Get Your Risks Right
The main difference in relative and absolute risks comes down to outcomes’ scales and contexts. When the scale or context of the risks undertaken is at the individual- or group-level, it’s best to use absolute risk differences to guide decision-making. When decisions’ outcomes affect many groups, businesses, or industries differently; if absolute risks are highly disparate between specific groups; or if information on absolute risks for certain groups is thin or unknown, relative risk provides a better framework to evaluate the riskiness of potential decisions.
To draw a concrete example, the decision of whether to insure against some risk implies knowledge of the absolute risk of the event occurring. So, if a business purchases product liability insurance it would imply that the manufacturer understands the underlying absolute risk of the insured product’s failing.

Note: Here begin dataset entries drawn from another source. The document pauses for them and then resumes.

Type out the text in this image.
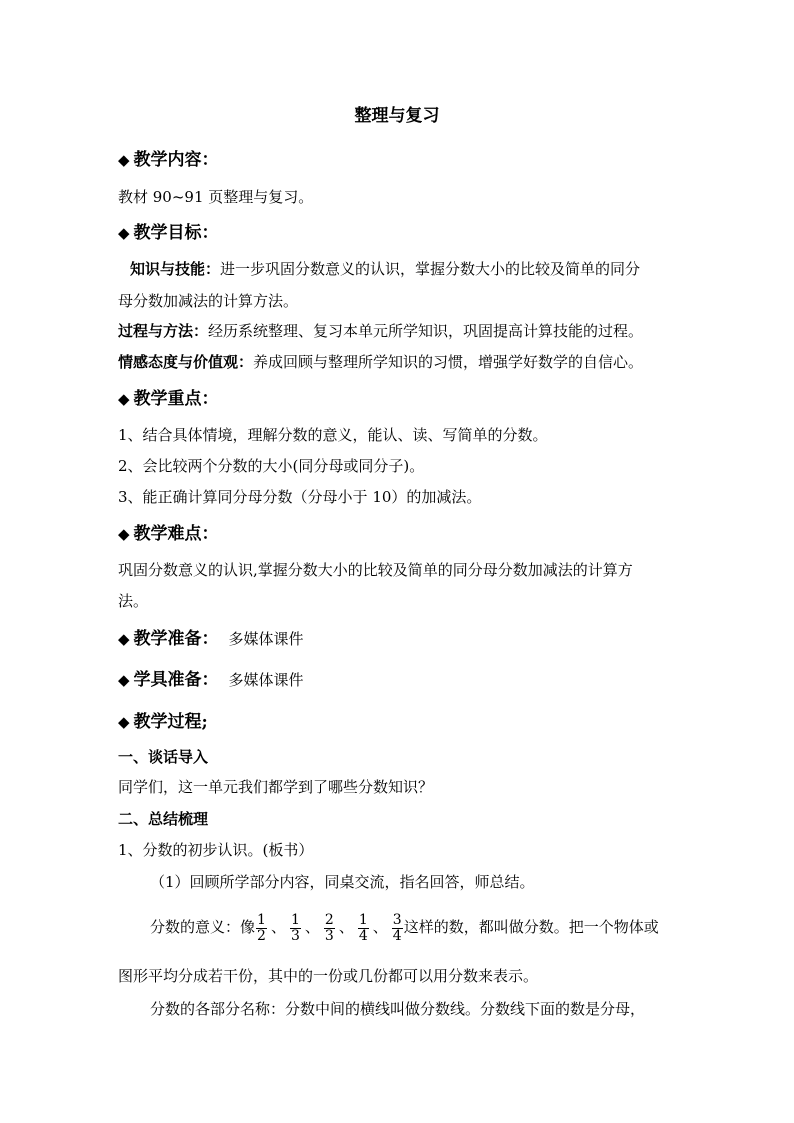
整理与复习
◆ 教学内容：
教材 90~91 页整理与复习。
◆ 教学目标：
知识与技能：进一步巩固分数意义的认识，掌握分数大小的比较及简单的同分
母分数加减法的计算方法。
过程与方法：经历系统整理、复习本单元所学知识，巩固提高计算技能的过程。
情感态度与价值观：养成回顾与整理所学知识的习惯，增强学好数学的自信心。
◆ 教学重点：
1、结合具体情境，理解分数的意义，能认、读、写简单的分数。
2、会比较两个分数的大小(同分母或同分子)。
3、能正确计算同分母分数（分母小于 10）的加减法。
◆ 教学难点：
巩固分数意义的认识,掌握分数大小的比较及简单的同分母分数加减法的计算方
法。
◆ 教学准备： 多媒体课件
◆ 学具准备： 多媒体课件
◆ 教学过程;
一、谈话导入
同学们，这一单元我们都学到了哪些分数知识？
二、总结梳理
1、分数的初步认识。(板书）
（1）回顾所学部分内容，同桌交流，指名回答，师总结。
分数的意义：像 $\frac{1}{2}$ 、 $\frac{1}{3}$ 、 $\frac{2}{3}$ 、 $\frac{1}{4}$ 、 $\frac{3}{4}$ 这样的数，都叫做分数。把一个物体或
图形平均分成若干份，其中的一份或几份都可以用分数来表示。
分数的各部分名称：分数中间的横线叫做分数线。分数线下面的数是分母，
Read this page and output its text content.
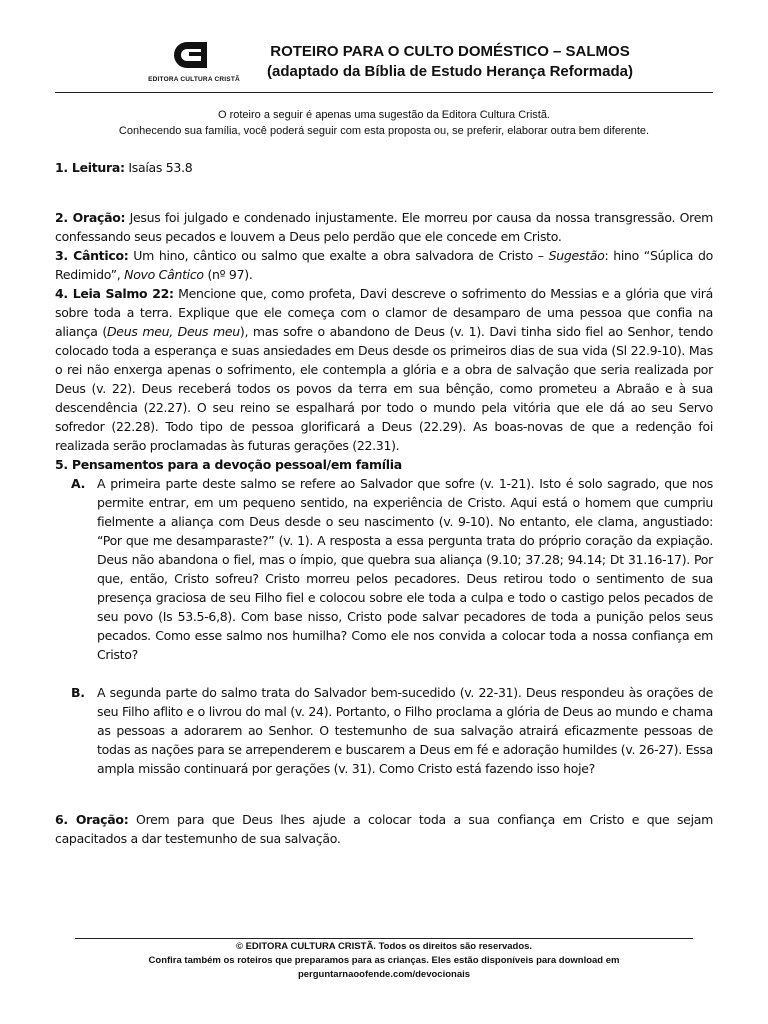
EDITORA CULTURA CRISTÃ
ROTEIRO PARA O CULTO DOMÉSTICO – SALMOS
(adaptado da Bíblia de Estudo Herança Reformada)
O roteiro a seguir é apenas uma sugestão da Editora Cultura Cristã.
Conhecendo sua família, você poderá seguir com esta proposta ou, se preferir, elaborar outra bem diferente.

1. Leitura: Isaías 53.8

2. Oração: Jesus foi julgado e condenado injustamente. Ele morreu por causa da nossa transgressão. Orem confessando seus pecados e louvem a Deus pelo perdão que ele concede em Cristo.

3. Cântico: Um hino, cântico ou salmo que exalte a obra salvadora de Cristo – Sugestão: hino “Súplica do Redimido”, Novo Cântico (nº 97).

4. Leia Salmo 22: Mencione que, como profeta, Davi descreve o sofrimento do Messias e a glória que virá sobre toda a terra. Explique que ele começa com o clamor de desamparo de uma pessoa que confia na aliança (Deus meu, Deus meu), mas sofre o abandono de Deus (v. 1). Davi tinha sido fiel ao Senhor, tendo colocado toda a esperança e suas ansiedades em Deus desde os primeiros dias de sua vida (Sl 22.9-10). Mas o rei não enxerga apenas o sofrimento, ele contempla a glória e a obra de salvação que seria realizada por Deus (v. 22). Deus receberá todos os povos da terra em sua bênção, como prometeu a Abraão e à sua descendência (22.27). O seu reino se espalhará por todo o mundo pela vitória que ele dá ao seu Servo sofredor (22.28). Todo tipo de pessoa glorificará a Deus (22.29). As boas-novas de que a redenção foi realizada serão proclamadas às futuras gerações (22.31).

5. Pensamentos para a devoção pessoal/em família

A. A primeira parte deste salmo se refere ao Salvador que sofre (v. 1-21). Isto é solo sagrado, que nos permite entrar, em um pequeno sentido, na experiência de Cristo. Aqui está o homem que cumpriu fielmente a aliança com Deus desde o seu nascimento (v. 9-10). No entanto, ele clama, angustiado: “Por que me desamparaste?” (v. 1). A resposta a essa pergunta trata do próprio coração da expiação. Deus não abandona o fiel, mas o ímpio, que quebra sua aliança (9.10; 37.28; 94.14; Dt 31.16-17). Por que, então, Cristo sofreu? Cristo morreu pelos pecadores. Deus retirou todo o sentimento de sua presença graciosa de seu Filho fiel e colocou sobre ele toda a culpa e todo o castigo pelos pecados de seu povo (Is 53.5-6,8). Com base nisso, Cristo pode salvar pecadores de toda a punição pelos seus pecados. Como esse salmo nos humilha? Como ele nos convida a colocar toda a nossa confiança em Cristo?
B. A segunda parte do salmo trata do Salvador bem-sucedido (v. 22-31). Deus respondeu às orações de seu Filho aflito e o livrou do mal (v. 24). Portanto, o Filho proclama a glória de Deus ao mundo e chama as pessoas a adorarem ao Senhor. O testemunho de sua salvação atrairá eficazmente pessoas de todas as nações para se arrependerem e buscarem a Deus em fé e adoração humildes (v. 26-27). Essa ampla missão continuará por gerações (v. 31). Como Cristo está fazendo isso hoje?

6. Oração: Orem para que Deus lhes ajude a colocar toda a sua confiança em Cristo e que sejam capacitados a dar testemunho de sua salvação.

© EDITORA CULTURA CRISTÃ. Todos os direitos são reservados.
Confira também os roteiros que preparamos para as crianças. Eles estão disponíveis para download em
perguntarnaoofende.com/devocionais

An apparel firm’s decision to purchase liability insurance on a new design of shirt, say, would be much different than a hardware company’s decision to purchase liability insurance on a new design of electric saw.
In contrast, if the absolute risk of a new saw design’s failure is unknown, the relative risk of newly designed products’ failure rates versus older products’ failure rates can be employed to understand the likely increase in the absolute failure rate of a newly designed electric saw versus these rates in older models. This would subsequently help to guide company stakeholders’ decisions about whether the insurance liability incurred will be worth mass manufacturing a new version of a relatively riskier product.
Finally, because it’s important for risk communication to build trust, where possible, both absolute and relative risk estimates should be reported, preferably in a way that contextualizes risks in terms of relevant outcomes at the decision level. Units matter, and individuals even more so.